Versuch
eines Beitrags zur religiösen Bildung: Am 8. Dezember feiern
Christen das Hochfest der ohne den Makel der Erbsünde empfangenen
Jungfrau und Gottesmutter Maria, volkstümlich Mariä Empfängnis
genannt. Das Festgeheimnis, die Unbefleckte Empfängnis, ist etwas,
mit dem der moderne Mensch nichts mehr anfangen zu können glaubt.

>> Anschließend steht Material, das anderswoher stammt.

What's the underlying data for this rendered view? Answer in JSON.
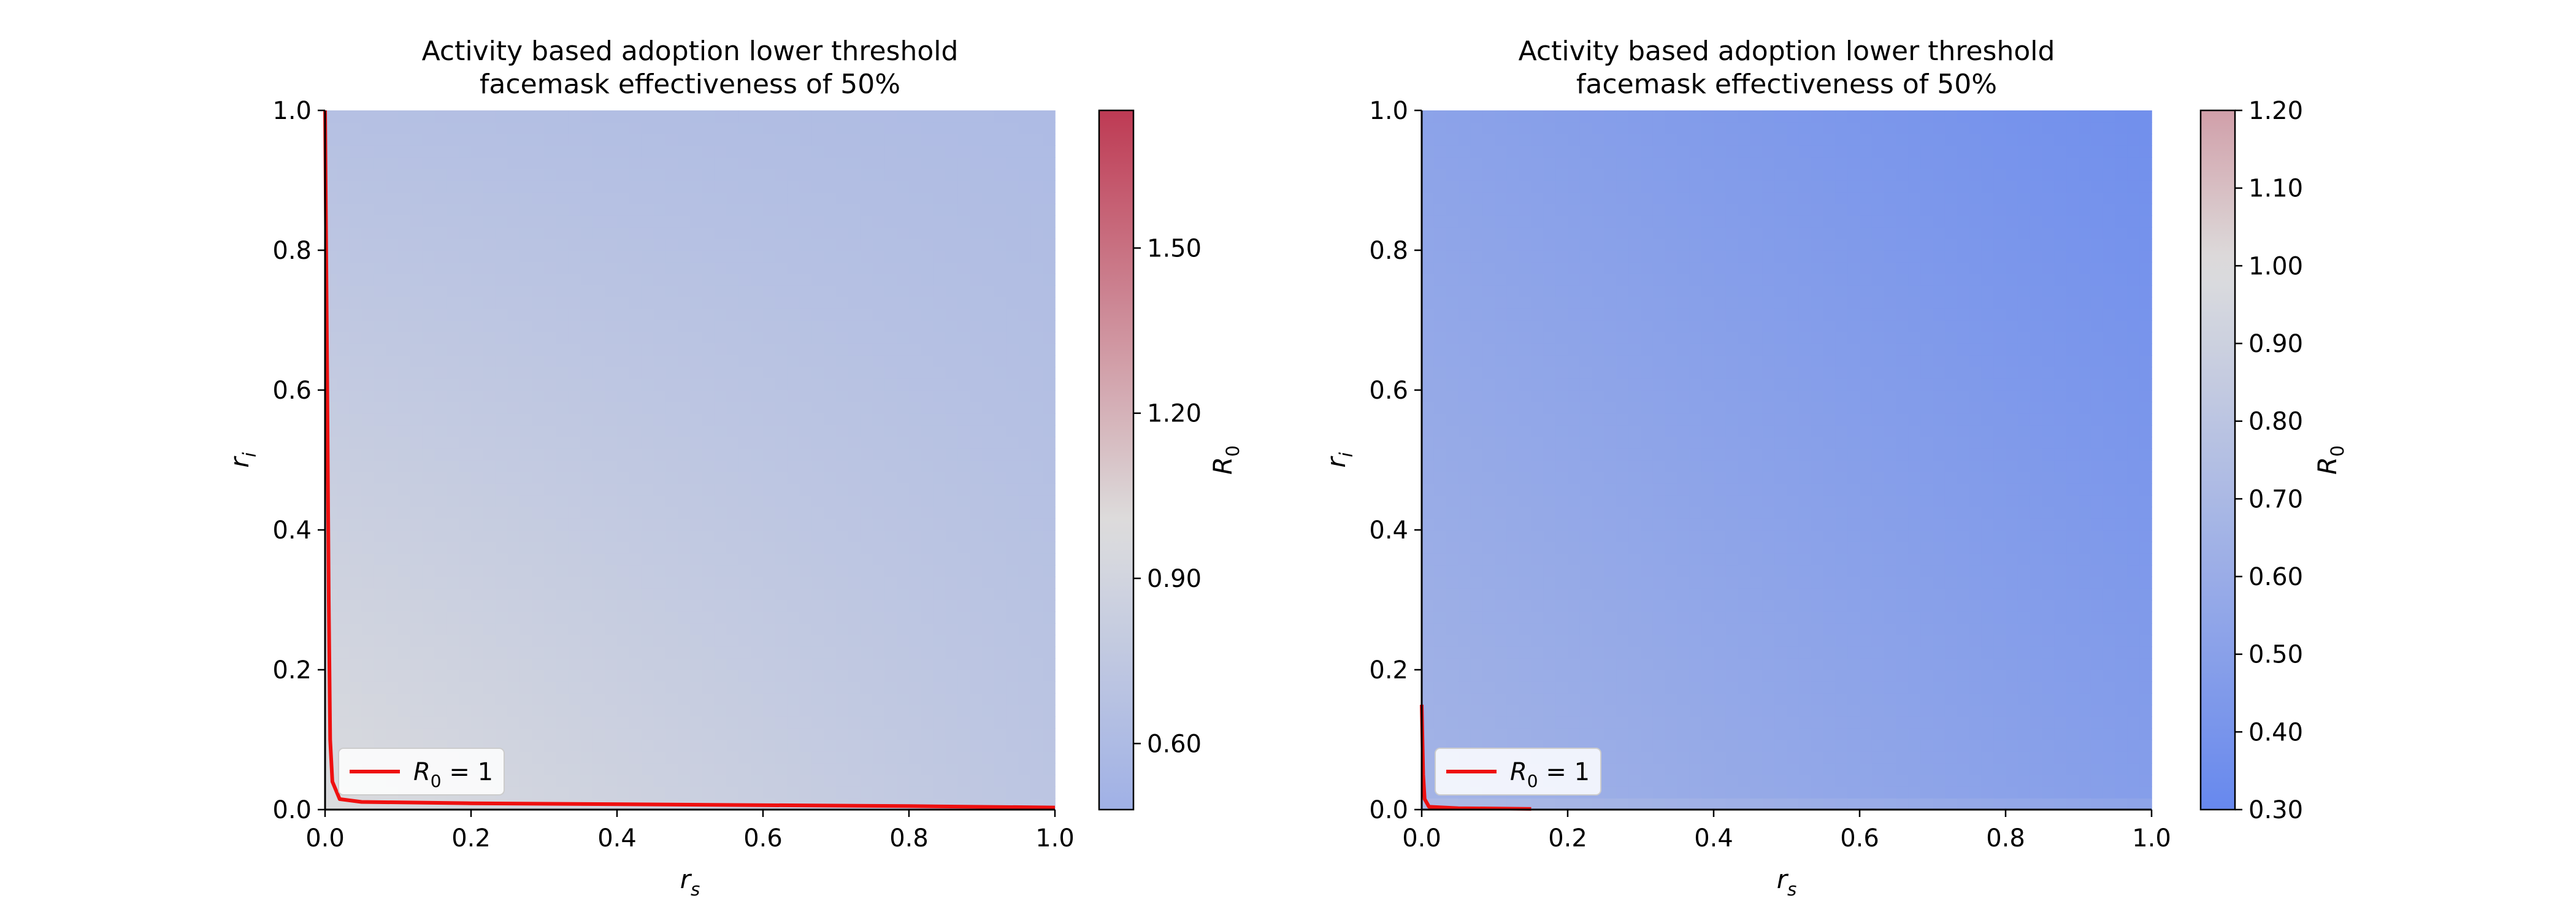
{
  "chart_data": [
    {
      "type": "heatmap",
      "title_line1": "Activity based adoption lower threshold",
      "title_line2": "facemask effectiveness of 50%",
      "xlabel": "r",
      "xlabel_sub": "s",
      "ylabel": "r",
      "ylabel_sub": "i",
      "xlim": [
        0.0,
        1.0
      ],
      "ylim": [
        0.0,
        1.0
      ],
      "xticks": [
        "0.0",
        "0.2",
        "0.4",
        "0.6",
        "0.8",
        "1.0"
      ],
      "yticks": [
        "0.0",
        "0.2",
        "0.4",
        "0.6",
        "0.8",
        "1.0"
      ],
      "colorbar": {
        "label": "R",
        "label_sub": "0",
        "range": [
          0.48,
          1.75
        ],
        "ticks": [
          {
            "value": 0.6,
            "label": "0.60"
          },
          {
            "value": 0.9,
            "label": "0.90"
          },
          {
            "value": 1.2,
            "label": "1.20"
          },
          {
            "value": 1.5,
            "label": "1.50"
          }
        ],
        "color_low": "#6788ee",
        "color_mid": "#dddddd",
        "color_high": "#b40426",
        "center": 1.0,
        "half_span": 1.0
      },
      "field": {
        "origin_value": 0.98,
        "corner_x_value": 0.72,
        "corner_y_value": 0.66,
        "far_corner_value": 0.6,
        "dip_at_y0": false
      },
      "contour_label": "R",
      "contour_label_sub": "0",
      "contour_label_suffix": " = 1",
      "contour_color": "#ee1010",
      "contour": [
        [
          0.0,
          1.0
        ],
        [
          0.003,
          0.6
        ],
        [
          0.005,
          0.3
        ],
        [
          0.007,
          0.1
        ],
        [
          0.01,
          0.04
        ],
        [
          0.02,
          0.015
        ],
        [
          0.05,
          0.011
        ],
        [
          0.2,
          0.009
        ],
        [
          0.5,
          0.007
        ],
        [
          0.8,
          0.005
        ],
        [
          1.0,
          0.003
        ]
      ],
      "legend_position": "lower-left"
    },
    {
      "type": "heatmap",
      "title_line1": "Activity based adoption lower threshold",
      "title_line2": "facemask effectiveness of 50%",
      "xlabel": "r",
      "xlabel_sub": "s",
      "ylabel": "r",
      "ylabel_sub": "i",
      "xlim": [
        0.0,
        1.0
      ],
      "ylim": [
        0.0,
        1.0
      ],
      "xticks": [
        "0.0",
        "0.2",
        "0.4",
        "0.6",
        "0.8",
        "1.0"
      ],
      "yticks": [
        "0.0",
        "0.2",
        "0.4",
        "0.6",
        "0.8",
        "1.0"
      ],
      "colorbar": {
        "label": "R",
        "label_sub": "0",
        "range": [
          0.3,
          1.2
        ],
        "ticks": [
          {
            "value": 0.3,
            "label": "0.30"
          },
          {
            "value": 0.4,
            "label": "0.40"
          },
          {
            "value": 0.5,
            "label": "0.50"
          },
          {
            "value": 0.6,
            "label": "0.60"
          },
          {
            "value": 0.7,
            "label": "0.70"
          },
          {
            "value": 0.8,
            "label": "0.80"
          },
          {
            "value": 0.9,
            "label": "0.90"
          },
          {
            "value": 1.0,
            "label": "1.00"
          },
          {
            "value": 1.1,
            "label": "1.10"
          },
          {
            "value": 1.2,
            "label": "1.20"
          }
        ],
        "color_low": "#6788ee",
        "color_mid": "#dddddd",
        "color_high": "#b40426",
        "center": 1.0,
        "half_span": 0.7
      },
      "field": {
        "origin_value": 0.66,
        "corner_x_value": 0.48,
        "corner_y_value": 0.52,
        "far_corner_value": 0.36,
        "dip_at_y0": true
      },
      "contour_label": "R",
      "contour_label_sub": "0",
      "contour_label_suffix": " = 1",
      "contour_color": "#ee1010",
      "contour": [
        [
          0.0,
          0.15
        ],
        [
          0.002,
          0.05
        ],
        [
          0.004,
          0.015
        ],
        [
          0.01,
          0.004
        ],
        [
          0.05,
          0.002
        ],
        [
          0.15,
          0.001
        ]
      ],
      "legend_position": "lower-left"
    }
  ]
}
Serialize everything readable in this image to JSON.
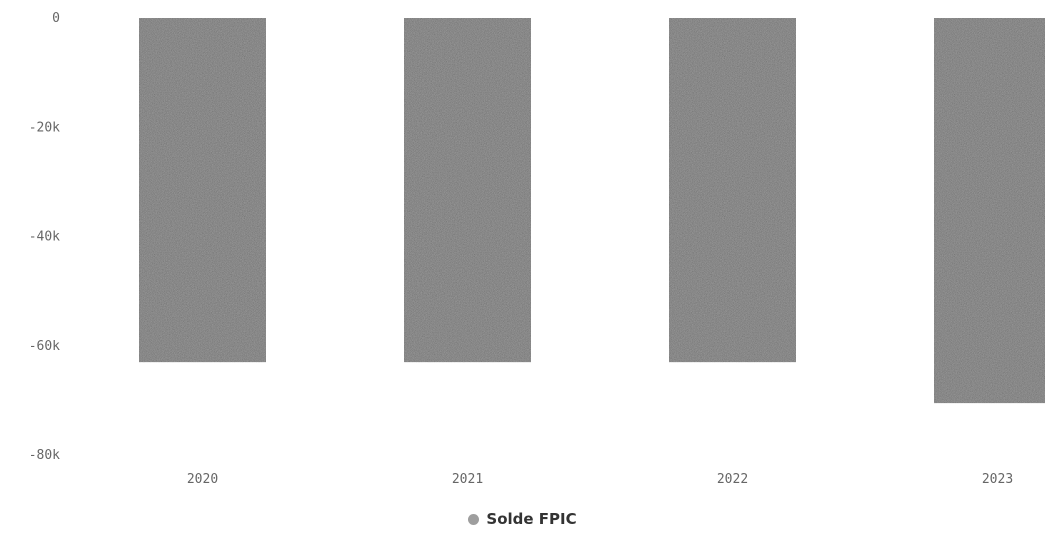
{
  "chart_data": {
    "type": "bar",
    "categories": [
      "2020",
      "2021",
      "2022",
      "2023"
    ],
    "series": [
      {
        "name": "Solde FPIC",
        "values": [
          -63000,
          -63000,
          -63000,
          -70500
        ],
        "color": "#9e9e9e"
      }
    ],
    "ylim": [
      -80000,
      0
    ],
    "yticks": [
      0,
      -20000,
      -40000,
      -60000,
      -80000
    ],
    "ytick_labels": [
      "0",
      "-20k",
      "-40k",
      "-60k",
      "-80k"
    ],
    "grid": false,
    "legend_position": "bottom-center"
  }
}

Viele, die den Ausdruck hören ― und verwenden! ―, missverstehen
ihn, sie denken, es gehe dabei darum, dass Jesus angeblich nicht auf
dem üblichen Wege gezeugt wurde, also nicht durch Geschlechtsverkehr
von Mann und Frau. Darum handelt es sich aber keineswegs. Nicht, dass die
Mutter Jesu vor und nach der Geburt Jungfrau war, ist mit
„unbefleckter Empfängnis“ gemeint, sondern dass Maria, als
sie (und zwar durchaus auf dem herkömmlichen Wege) von ihrem Vater
Joachim gezeugt und ihrer Mutter Anna empfangen wurde, also vom
ersten Augenblick ihres Daseins an, von der die Menschen erniedrigenden und beschädigenden Erbsünde
bewahrt blieb ― und zwar im Hinblick auf die Verdienste dessen, den sie
gebären wird, des Heilands und Erlösers der Menschen. Nun müsste man
freilich verstehen, was Erbsünde heißt: Ein nicht ganz einfaches
theologisches Konzept, dass sich vielleicht so erklären lässt, dass
Sünde, also das Tun von Falschem und das Unterlassen von Richtigem,
Folgen hat, nicht nur individuell für den, der die Sünde begeht,
sondern kollektiv für alle, die in einer unweigerlichen Gemeinschaft
mit dem Sünder leben. Man kann das veranschaulichen mit der
Vorstellung von einem, der gewaltige Schulden macht und sie seinen
Kindern und Enkeln und Urenkeln vererbt, die diese Schulden trotz
aller Bemühungen nicht von sich aus zurückzahlen können, sondern
sogar auf Grund ihrer belasteten Lage noch weitere Schulden anhäufen;
und immer so fort. Aus der mit dem Sündenfall, der Auflehnung Evas
und Adams gegen Gottes Gebot, beginnenden Kette des Immer-weiter-Sündigens wurde
Maria also von Gott herausgenommen. Nach dem Zeugnis der Kirche war sie
heilig und ohne Sünde. Sie gebar dann den, der durch seinen Tod und
seine Auferstehung die Macht der Sünde brach, die Menschen befreite
und loskaufte. Von alters her konnten sich Christen einfach nicht
vorstellen, dass eine sündige Frau den Sohn Gottes geboren haben
sollte, also verdichtete sich im Lauf der Zeit die Überzeugung von
der Bewahrung der jungfräulichen Mutter vor dem Makel der Erbsünde
hin zu dem verbindlichen Lehrsatz (Dogma), den Papst Pius IX. 1854 verkündete, der
aber eben schon viele Jahrhunderte zuvor, zugegebenermaßen nicht
ohne Einwände, gelehrt und liturgisch gefeiert worden war. Der
Festtag liegt selbstverständlich genau neun Monate vor dem noch älteren Fest Mariä
Geburt.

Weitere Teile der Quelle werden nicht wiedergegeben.